The financial services industry, which, by some estimates, is the fastest growing source of junk e-mail on the internet, lobbied hard to protect their right to send junk e-mail to consumers who are not their customers. It is a cheap way to prospect for new credit card customers and people who need home equity at someone else’s expense. It’s the only kind of advertising where a million ads cost as much as one ad. “Spam is like sending junk mail ‘postage due’ and you have no way to stop it,” Wilson said.
“I am confident that meaningful anti-spam legislation will ultimately be passed into law and I look forward to working with all those interested in dealing seriously with this issue. I will work with House leadership and members of the Judiciary Committee to bring a bill that merges the best of the Commerce and Judiciary bills together and bring it to the floor for a vote of the House,” Wilson said.
A nearly identical version of the Commerce Committee bill passed the House of Representatives by a margin of 427 to 1 in the 106th Congress. The Judiciary Committee has until June 5th to complete the report on their version of the bill. From there, both versions of the bill go to the Committee on Rules, which will seek to reconcile the differences before a floor vote is scheduled.

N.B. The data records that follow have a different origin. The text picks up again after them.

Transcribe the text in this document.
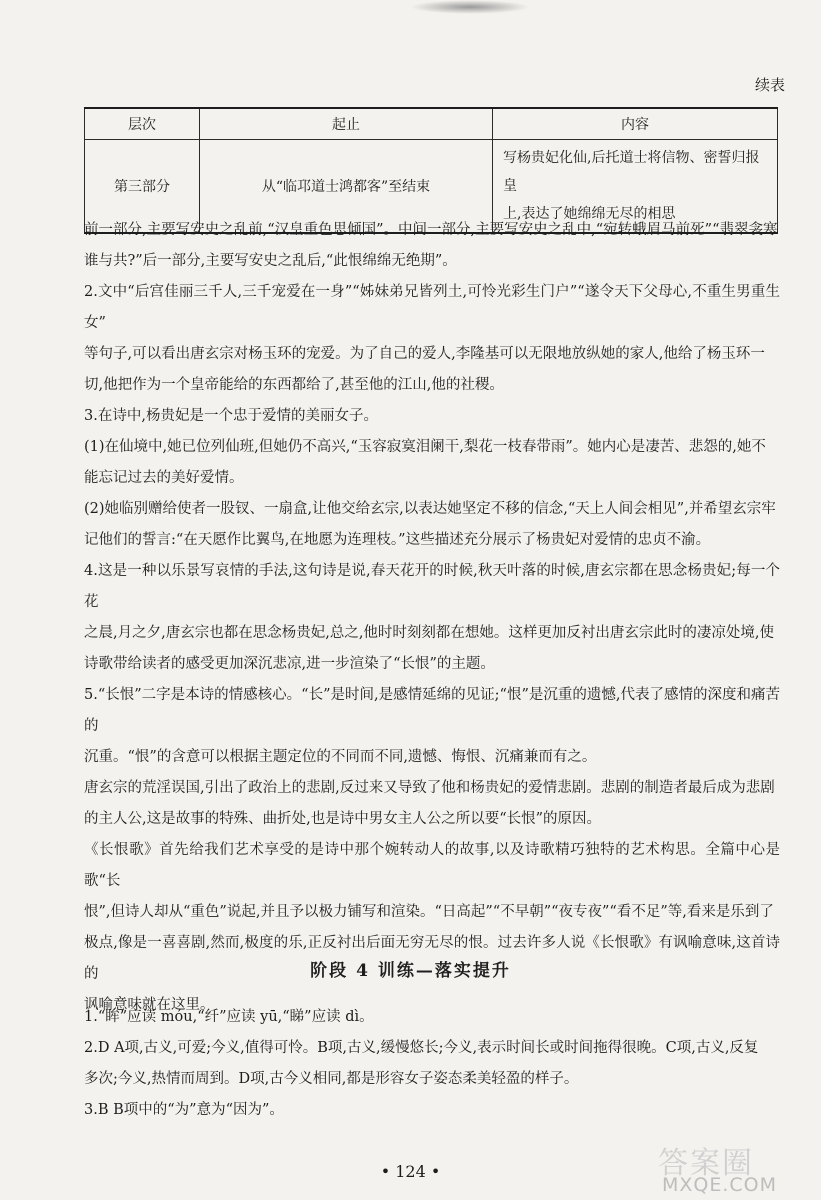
续表
层次	起止	内容
第三部分	从“临邛道士鸿都客”至结束	写杨贵妃化仙,后托道士将信物、密誓归报皇
上,表达了她绵绵无尽的相思
前一部分,主要写安史之乱前,“汉皇重色思倾国”。中间一部分,主要写安史之乱中,“宛转蛾眉马前死”“翡翠衾寒
谁与共?”后一部分,主要写安史之乱后,“此恨绵绵无绝期”。
2.文中“后宫佳丽三千人,三千宠爱在一身”“姊妹弟兄皆列土,可怜光彩生门户”“遂令天下父母心,不重生男重生女”
等句子,可以看出唐玄宗对杨玉环的宠爱。为了自己的爱人,李隆基可以无限地放纵她的家人,他给了杨玉环一
切,他把作为一个皇帝能给的东西都给了,甚至他的江山,他的社稷。
3.在诗中,杨贵妃是一个忠于爱情的美丽女子。
(1)在仙境中,她已位列仙班,但她仍不高兴,“玉容寂寞泪阑干,梨花一枝春带雨”。她内心是凄苦、悲怨的,她不
能忘记过去的美好爱情。
(2)她临别赠给使者一股钗、一扇盒,让他交给玄宗,以表达她坚定不移的信念,“天上人间会相见”,并希望玄宗牢
记他们的誓言:“在天愿作比翼鸟,在地愿为连理枝。”这些描述充分展示了杨贵妃对爱情的忠贞不渝。
4.这是一种以乐景写哀情的手法,这句诗是说,春天花开的时候,秋天叶落的时候,唐玄宗都在思念杨贵妃;每一个花
之晨,月之夕,唐玄宗也都在思念杨贵妃,总之,他时时刻刻都在想她。这样更加反衬出唐玄宗此时的凄凉处境,使
诗歌带给读者的感受更加深沉悲凉,进一步渲染了“长恨”的主题。
5.“长恨”二字是本诗的情感核心。“长”是时间,是感情延绵的见证;“恨”是沉重的遗憾,代表了感情的深度和痛苦的
沉重。“恨”的含意可以根据主题定位的不同而不同,遗憾、悔恨、沉痛兼而有之。
唐玄宗的荒淫误国,引出了政治上的悲剧,反过来又导致了他和杨贵妃的爱情悲剧。悲剧的制造者最后成为悲剧
的主人公,这是故事的特殊、曲折处,也是诗中男女主人公之所以要“长恨”的原因。
《长恨歌》首先给我们艺术享受的是诗中那个婉转动人的故事,以及诗歌精巧独特的艺术构思。全篇中心是歌“长
恨”,但诗人却从“重色”说起,并且予以极力铺写和渲染。“日高起”“不早朝”“夜专夜”“看不足”等,看来是乐到了
极点,像是一喜喜剧,然而,极度的乐,正反衬出后面无穷无尽的恨。过去许多人说《长恨歌》有讽喻意味,这首诗的
讽喻意味就在这里。
阶段 4 训练—落实提升
1.“眸”应读 móu,“纤”应读 yū,“睇”应读 dì。
2.D A项,古义,可爱;今义,值得可怜。B项,古义,缓慢悠长;今义,表示时间长或时间拖得很晚。C项,古义,反复
多次;今义,热情而周到。D项,古今义相同,都是形容女子姿态柔美轻盈的样子。
3.B B项中的“为”意为“因为”。
• 124 •	答案圈
MXQE.COM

Among the critical provisions of the bill that the Judiciary Committee eliminated were provisions that would:
* Make it illegal to continue sending junk email to someone after they have asked to be removed from a distribution list; * Allow individuals to sue to block junk e-mail if spammers fail to heed their request to stop; * Require unsolicited commercial e-mail to be labeled as such; * Set a $500 per email penalty for continuing to send junk e-mail after someone has asked for it to stop; * Authorize the Federal Trade Commission to go after junk e-mailers who spam a consumer after a request has been made to stop.